VwGH 03.02.1961, 1616/60
Entscheidungsart: Erkenntnis
Rechtssatz
Tabelle in neuem Fenster öffnen
Norm | |
RS 1 | Bei Vertretertätigkeit mit Unternehmerwagnis liegt trotz Einbehaltung von Lohnsteuer und Krankenkassenbeiträgen kein Dienstverhältnis vor. Auch ein Spesenersatz in fester Höhe vermag das Unternehmerwagnis nicht in allen Fällen auszuschließen. |
Entscheidungstext
Betreff
Der Verwaltungsgerichtshof hat durch den Senatspräsidenten Dr. Wasniczek als Vorsitzenden und die Räte Dr. Schirmer, Dr. Schimetschek, Dr. Eichler und Dr. Kaupp als Richter, im Beisein des Sektionsrates Dr.
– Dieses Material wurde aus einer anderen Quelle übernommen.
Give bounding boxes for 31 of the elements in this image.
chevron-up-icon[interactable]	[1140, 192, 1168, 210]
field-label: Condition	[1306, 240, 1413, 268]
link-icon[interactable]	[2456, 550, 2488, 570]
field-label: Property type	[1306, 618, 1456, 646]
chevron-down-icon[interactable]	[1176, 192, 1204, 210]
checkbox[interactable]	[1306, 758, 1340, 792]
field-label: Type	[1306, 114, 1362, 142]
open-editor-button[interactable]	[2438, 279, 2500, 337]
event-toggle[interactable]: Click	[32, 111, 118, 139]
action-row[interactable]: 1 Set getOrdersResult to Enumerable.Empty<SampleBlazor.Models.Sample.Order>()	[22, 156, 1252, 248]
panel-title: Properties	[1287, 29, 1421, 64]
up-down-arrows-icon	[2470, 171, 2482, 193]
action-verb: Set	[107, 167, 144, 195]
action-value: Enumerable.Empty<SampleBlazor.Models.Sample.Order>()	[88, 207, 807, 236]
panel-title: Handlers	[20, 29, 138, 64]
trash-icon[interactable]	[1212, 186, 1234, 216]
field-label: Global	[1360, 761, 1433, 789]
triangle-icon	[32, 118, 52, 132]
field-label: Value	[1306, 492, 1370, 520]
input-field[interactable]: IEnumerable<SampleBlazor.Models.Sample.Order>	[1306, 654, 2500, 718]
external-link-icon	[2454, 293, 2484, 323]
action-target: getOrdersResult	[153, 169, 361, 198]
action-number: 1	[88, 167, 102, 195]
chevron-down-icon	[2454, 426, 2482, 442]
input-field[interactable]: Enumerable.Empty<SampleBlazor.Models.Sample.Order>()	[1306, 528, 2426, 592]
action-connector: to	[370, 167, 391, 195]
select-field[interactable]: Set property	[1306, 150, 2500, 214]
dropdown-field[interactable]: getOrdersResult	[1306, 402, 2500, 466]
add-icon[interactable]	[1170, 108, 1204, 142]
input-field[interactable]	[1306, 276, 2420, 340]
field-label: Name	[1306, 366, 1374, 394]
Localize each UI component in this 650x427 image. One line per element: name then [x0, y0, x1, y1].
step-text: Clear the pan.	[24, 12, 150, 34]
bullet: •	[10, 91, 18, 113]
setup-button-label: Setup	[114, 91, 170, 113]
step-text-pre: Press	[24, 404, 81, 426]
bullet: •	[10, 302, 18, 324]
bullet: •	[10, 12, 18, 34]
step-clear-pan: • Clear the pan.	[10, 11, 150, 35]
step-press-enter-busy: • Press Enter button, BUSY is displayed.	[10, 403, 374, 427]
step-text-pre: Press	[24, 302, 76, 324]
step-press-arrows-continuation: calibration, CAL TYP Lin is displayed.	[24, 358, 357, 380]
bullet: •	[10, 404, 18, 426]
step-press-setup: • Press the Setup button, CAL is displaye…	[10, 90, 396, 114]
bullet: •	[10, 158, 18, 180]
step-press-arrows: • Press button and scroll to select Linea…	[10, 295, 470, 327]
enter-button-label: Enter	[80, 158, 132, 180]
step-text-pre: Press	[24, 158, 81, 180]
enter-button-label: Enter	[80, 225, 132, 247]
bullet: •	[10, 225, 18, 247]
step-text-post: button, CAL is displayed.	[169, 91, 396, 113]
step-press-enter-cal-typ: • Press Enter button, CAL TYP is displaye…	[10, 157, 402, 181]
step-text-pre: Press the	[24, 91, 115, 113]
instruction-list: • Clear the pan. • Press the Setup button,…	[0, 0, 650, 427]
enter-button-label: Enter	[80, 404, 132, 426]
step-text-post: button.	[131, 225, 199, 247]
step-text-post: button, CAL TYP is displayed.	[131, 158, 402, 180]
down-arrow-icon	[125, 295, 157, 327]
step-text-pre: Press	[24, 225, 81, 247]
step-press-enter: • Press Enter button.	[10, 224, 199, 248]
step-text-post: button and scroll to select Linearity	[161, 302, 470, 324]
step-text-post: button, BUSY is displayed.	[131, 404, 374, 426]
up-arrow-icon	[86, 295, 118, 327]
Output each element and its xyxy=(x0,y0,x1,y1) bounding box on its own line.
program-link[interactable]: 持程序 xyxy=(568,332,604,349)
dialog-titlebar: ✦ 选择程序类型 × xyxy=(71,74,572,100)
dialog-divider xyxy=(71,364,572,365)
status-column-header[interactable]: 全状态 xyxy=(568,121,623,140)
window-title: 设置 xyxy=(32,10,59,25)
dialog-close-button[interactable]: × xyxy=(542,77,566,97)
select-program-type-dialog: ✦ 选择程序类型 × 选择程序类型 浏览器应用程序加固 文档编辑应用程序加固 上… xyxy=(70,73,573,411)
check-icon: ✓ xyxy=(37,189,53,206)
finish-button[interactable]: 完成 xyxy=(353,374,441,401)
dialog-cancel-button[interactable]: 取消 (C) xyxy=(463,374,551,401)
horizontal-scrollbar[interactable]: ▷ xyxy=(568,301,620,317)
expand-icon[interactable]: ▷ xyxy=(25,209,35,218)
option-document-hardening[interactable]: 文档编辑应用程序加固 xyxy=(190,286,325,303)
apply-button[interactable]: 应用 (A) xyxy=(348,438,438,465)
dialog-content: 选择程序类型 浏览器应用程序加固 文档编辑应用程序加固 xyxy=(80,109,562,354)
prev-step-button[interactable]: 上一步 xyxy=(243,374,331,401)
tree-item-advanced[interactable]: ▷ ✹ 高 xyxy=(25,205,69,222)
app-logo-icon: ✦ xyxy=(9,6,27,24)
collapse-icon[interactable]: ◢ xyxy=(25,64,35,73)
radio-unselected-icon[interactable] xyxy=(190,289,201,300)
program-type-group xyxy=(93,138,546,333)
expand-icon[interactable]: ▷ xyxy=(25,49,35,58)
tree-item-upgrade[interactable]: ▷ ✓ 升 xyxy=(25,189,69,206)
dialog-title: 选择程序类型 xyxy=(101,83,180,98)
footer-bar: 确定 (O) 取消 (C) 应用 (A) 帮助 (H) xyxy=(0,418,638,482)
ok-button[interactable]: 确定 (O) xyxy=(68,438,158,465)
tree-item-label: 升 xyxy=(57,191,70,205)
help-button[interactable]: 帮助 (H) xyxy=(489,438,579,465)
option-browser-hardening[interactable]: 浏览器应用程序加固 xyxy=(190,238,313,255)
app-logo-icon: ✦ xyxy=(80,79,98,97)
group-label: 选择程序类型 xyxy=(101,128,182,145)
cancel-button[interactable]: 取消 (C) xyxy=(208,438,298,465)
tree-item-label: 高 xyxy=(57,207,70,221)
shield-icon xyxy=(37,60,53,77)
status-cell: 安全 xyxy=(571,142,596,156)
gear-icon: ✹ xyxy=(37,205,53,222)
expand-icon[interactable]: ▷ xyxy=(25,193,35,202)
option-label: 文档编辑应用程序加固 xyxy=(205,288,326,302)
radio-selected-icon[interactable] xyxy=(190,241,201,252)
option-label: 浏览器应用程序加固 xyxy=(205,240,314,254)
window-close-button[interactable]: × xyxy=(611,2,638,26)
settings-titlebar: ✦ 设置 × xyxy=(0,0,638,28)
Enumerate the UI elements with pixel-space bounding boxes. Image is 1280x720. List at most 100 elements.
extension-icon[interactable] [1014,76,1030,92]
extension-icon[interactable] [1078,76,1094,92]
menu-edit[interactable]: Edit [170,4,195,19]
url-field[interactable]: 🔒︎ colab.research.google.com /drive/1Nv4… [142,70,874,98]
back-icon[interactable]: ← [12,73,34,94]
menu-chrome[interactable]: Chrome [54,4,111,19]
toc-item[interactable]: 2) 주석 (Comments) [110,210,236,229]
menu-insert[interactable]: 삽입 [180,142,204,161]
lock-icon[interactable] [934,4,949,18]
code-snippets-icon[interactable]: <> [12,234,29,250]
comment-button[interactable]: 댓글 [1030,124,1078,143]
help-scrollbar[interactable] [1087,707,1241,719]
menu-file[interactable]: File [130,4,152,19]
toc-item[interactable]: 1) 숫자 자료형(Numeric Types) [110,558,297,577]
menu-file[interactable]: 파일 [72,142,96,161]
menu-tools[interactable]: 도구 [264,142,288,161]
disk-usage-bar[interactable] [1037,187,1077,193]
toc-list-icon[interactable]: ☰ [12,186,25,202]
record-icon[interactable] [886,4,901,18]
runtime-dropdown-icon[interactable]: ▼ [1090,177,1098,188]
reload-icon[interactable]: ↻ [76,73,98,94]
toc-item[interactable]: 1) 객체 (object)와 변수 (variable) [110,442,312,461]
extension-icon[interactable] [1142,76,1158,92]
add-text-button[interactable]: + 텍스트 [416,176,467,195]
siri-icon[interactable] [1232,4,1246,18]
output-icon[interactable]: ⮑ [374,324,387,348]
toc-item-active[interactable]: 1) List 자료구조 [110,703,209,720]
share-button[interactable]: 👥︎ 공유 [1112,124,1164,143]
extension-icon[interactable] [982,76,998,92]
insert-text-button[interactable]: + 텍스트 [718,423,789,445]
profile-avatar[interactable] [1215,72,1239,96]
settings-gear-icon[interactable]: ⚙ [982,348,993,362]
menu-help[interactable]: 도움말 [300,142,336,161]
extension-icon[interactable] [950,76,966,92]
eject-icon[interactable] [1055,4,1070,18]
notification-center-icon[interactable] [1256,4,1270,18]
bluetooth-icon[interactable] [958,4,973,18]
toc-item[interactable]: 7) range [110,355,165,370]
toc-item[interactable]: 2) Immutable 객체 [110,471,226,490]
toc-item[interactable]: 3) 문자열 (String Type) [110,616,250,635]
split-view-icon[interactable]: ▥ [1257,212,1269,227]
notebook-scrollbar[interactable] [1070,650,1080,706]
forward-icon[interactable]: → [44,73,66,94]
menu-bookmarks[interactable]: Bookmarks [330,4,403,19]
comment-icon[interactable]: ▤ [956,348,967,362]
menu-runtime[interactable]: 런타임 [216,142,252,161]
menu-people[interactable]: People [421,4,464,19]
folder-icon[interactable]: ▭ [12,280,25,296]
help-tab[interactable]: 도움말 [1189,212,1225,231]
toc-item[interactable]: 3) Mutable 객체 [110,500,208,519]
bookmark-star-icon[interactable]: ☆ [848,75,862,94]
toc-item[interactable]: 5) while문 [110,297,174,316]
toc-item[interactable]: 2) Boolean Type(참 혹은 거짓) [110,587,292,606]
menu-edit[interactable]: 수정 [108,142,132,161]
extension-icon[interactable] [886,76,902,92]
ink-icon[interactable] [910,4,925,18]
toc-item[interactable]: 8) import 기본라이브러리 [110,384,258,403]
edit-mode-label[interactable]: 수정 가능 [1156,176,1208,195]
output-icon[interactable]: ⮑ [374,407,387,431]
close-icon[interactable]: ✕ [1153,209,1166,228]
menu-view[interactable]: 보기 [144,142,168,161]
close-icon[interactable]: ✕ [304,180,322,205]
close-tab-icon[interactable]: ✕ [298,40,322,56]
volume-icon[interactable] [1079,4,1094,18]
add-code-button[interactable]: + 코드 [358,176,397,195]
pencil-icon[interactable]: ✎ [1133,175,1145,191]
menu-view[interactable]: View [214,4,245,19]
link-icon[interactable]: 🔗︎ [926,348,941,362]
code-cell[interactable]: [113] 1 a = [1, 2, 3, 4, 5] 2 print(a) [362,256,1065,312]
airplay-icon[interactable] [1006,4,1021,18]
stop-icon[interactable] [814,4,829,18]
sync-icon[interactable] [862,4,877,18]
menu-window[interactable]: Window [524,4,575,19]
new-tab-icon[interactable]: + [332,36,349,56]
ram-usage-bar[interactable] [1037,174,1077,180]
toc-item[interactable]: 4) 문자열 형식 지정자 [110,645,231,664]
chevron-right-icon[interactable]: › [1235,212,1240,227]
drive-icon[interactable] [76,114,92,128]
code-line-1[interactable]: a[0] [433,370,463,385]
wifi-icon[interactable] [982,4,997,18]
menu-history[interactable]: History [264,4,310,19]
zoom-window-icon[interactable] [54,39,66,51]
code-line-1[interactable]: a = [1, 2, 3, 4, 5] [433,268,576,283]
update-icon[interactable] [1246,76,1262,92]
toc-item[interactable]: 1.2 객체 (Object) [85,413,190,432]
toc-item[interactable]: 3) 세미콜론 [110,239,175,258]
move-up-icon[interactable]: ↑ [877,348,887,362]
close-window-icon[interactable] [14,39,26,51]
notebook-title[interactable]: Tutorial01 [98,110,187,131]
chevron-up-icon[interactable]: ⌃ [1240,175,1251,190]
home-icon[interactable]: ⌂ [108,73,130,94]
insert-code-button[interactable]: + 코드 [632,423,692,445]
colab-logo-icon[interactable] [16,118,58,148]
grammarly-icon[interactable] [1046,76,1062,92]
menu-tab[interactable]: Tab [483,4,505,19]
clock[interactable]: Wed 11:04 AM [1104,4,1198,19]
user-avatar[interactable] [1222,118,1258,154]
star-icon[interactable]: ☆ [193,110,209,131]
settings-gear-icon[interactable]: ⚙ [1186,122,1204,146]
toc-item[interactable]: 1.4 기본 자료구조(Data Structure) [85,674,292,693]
Klein als Schriftführer, über die Beschwerde des Präsidenten der Finanzlandesdirektion für Kärnten in Klagenfurt gegen den Bescheid der Berufungskommission bei der Finanzlandesdirektion für Kärnten vom , Zl. 24/7 - III - 1960, betreffend Einkommensteuer, Gewerbesteuer und Umsatzsteuer 1957 und 1958 des WK in V, zu Recht erkannt:
Spruch
Der angefochtene Bescheid wird wegen Rechtswidrigkeit seines Inhaltes aufgehoben.
Begründung
Der Mitbeteiligte WK war in den Jahren 1957 und 1958 für die Firma AM auf Grund eines Vertrages vom und eines Zusatzvertrages vom gleichen Tage als Provisionsvertreter tätig. Außerdem stand er als selbständiger Gewerbetreibender mit der Firma RM und der Firma S in Geschäftsverbindung. Da das Finanzamt das in den Einkommensteuererklärungen für die Jahre 1957 und 1958 behauptete Angestelltenverhältnis nicht anerkannte, sondern die Provisionen als Einkünfte aus Gewerbebetrieb ansah, erhob der Mitbeteiligte Berufung. Der Berufungssenat hob die bekämpften Einkommen-, Umsatz- und Gewerbesteuerbescheide für die genannten Jahre auf und verwies die Sache zur Ergänzung des Verfahrens gemäß § 48 des Abgabenrechtsmittelgesetzes, BGBl. Nr. 60/1949, (AbgRG) an das Finanzamt zurück. Im Hinblick auf die von der Firma M übernommene Verpflichtung, die vom Mitbeteiligten zu tragenden Kosten durch Leistung von Pauschbeträgen zu ersetzen, sei im vorliegenden Fall ein Unternehmerwagnis praktisch ausgeschaltet. Eine Entscheidung über die Berufungen sei aber nicht möglich gewesen. Der Mitbeteiligte vertrete mehrere Firmen, der Umsatz und Gewinn sei aber nicht entsprechend aufgeteilt bzw. ermangle es an Unterlagen, eine solche Aufteilung durchzuführen. Weiter seien verschiedene Betriebsausgaben und Erlösminderungen, die der Mitbeteiligte geltend gemacht habe, mangels aktenmäßiger Grundlagen unüberprüfbar.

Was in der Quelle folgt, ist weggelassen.